I. Overview: Field of Blood
When news of what happens to Quilla reaches Huaracha,
king of the Chancas, “…a kind of madness took hold of him. ‘Now let
war come; I will not rest or stay,’ he cried” (211). It is as though
this news pushes him over the edge and he is ready to go to war that very
instant. He also learns of Kari’s true identity as the rightful heir
to the Incan throne, and that there are a number of loyal soldiers who
are willing to help on the side of the Chancas in the war to come.
Huaracha and Kari make a deal of sorts, where in turn for helping Kari
to overthrow Urco, Kari promises that when he is Inca, The Chanca people
will have their independence. Though he makes no promises in regards
to returning Quilla, because it would bring curses on his nation to remove
a virgin of the Sun, Huaracha agrees to this deal and they proceed to battle.
Word has spread in the city of Cuzco that Kari lives and would seek revenge
on Urco his brother, and the Incan armies are prepared waiting in camps
in the valley where lies the city of Cuzco. The battle begins.
The Chancas are less in number; however, because of Hubert’s superb training
they “…stood like rocks and slew and slew and slew till the dead could
be counted by the thousand” (218). Then at a point when fate seems
as though I may change, Kari hold up a banner with the symbol of a great
sun on it. At the sight of this, thousands of Incan soldiers stop
fighting for Urco and begin fighting on the side of the Chancas.
This bloody battle continues leaving thousands dead and generals of either
side seriously wounded. Hubert is carried away into the city of Cuzco
as a “prisoner”, yet the Incan people treat him as a god. After he
rests, he meets with the Inca Upanqui. The Inca requests that he
bring his servant, thought to be Kari, to him so that he may know if his
firstborn son truly lives or not. Hubert asks for Quilla’s release
in return, something that even the Inca says he cannot offer. They
agree to finish this conversation later.
Analysis: The Comic Vision
In The Virgin of the Sun, Haggard
follows Frye’s general plan of Twenty Questions or the Great Chain of Being.
According to this plan, chapter 14, The Field of Blood, has the central
pattern of comic vision.

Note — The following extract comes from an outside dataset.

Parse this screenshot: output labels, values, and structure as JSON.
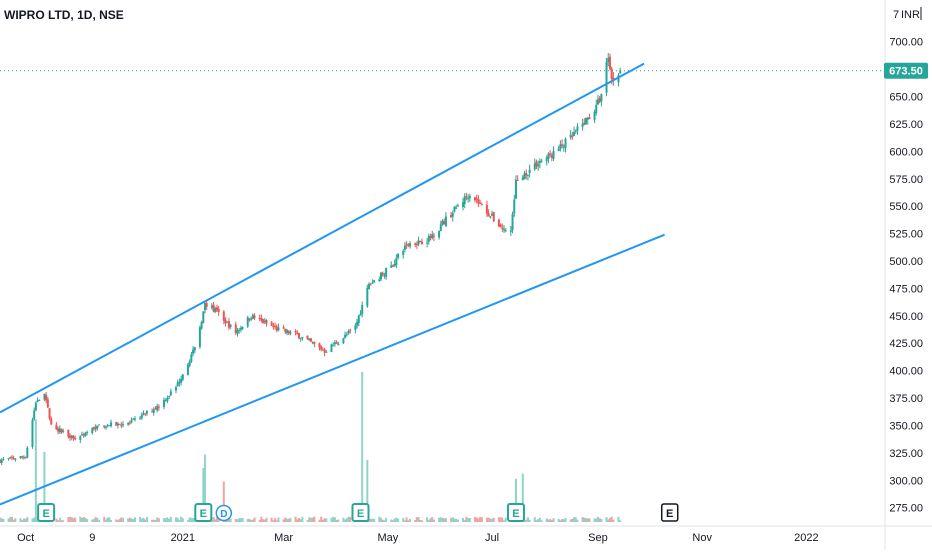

In the human world Hubert, as Frye says
the hero should, “…represents the wish-fulfillment of the reader” (650).
Through him the reader is able to have a noble character (represented by
the way he helps Kari in London), fall in love and have love returned to
him (through Blanche and Quilla), and even embark on a great adventurous
journey across the world. According to Frye, the comic vision is
also represented in the unformed world. “In the comic vision the
unformed world is a river” (651). Haggard sets the city of Cuzco,
“…standing in a valley through which a river ran” (213). The last
representation of the comic vision in this chapter is found in the mineral
world. Frye states that this can be though, “a glowing precious stone”
such as gold or silver (651). In Haggard’s The Virgin of the Sun,
Hubert describes such “precious materials”. “I noted a marvelous
thing, namely: that all the plants therein were fashioned of solid
gold with silver flowers, or sometimes of silver with golden flowers.
Also there were trees on which were perched birds of gold and silver” (222).
Question 1: Is Hubert’s sword, Wave-Flame a symbol of comic or tragic vision? Explain.
Question 2: Do the images used in a drama
determine what type of genre it is? Explain.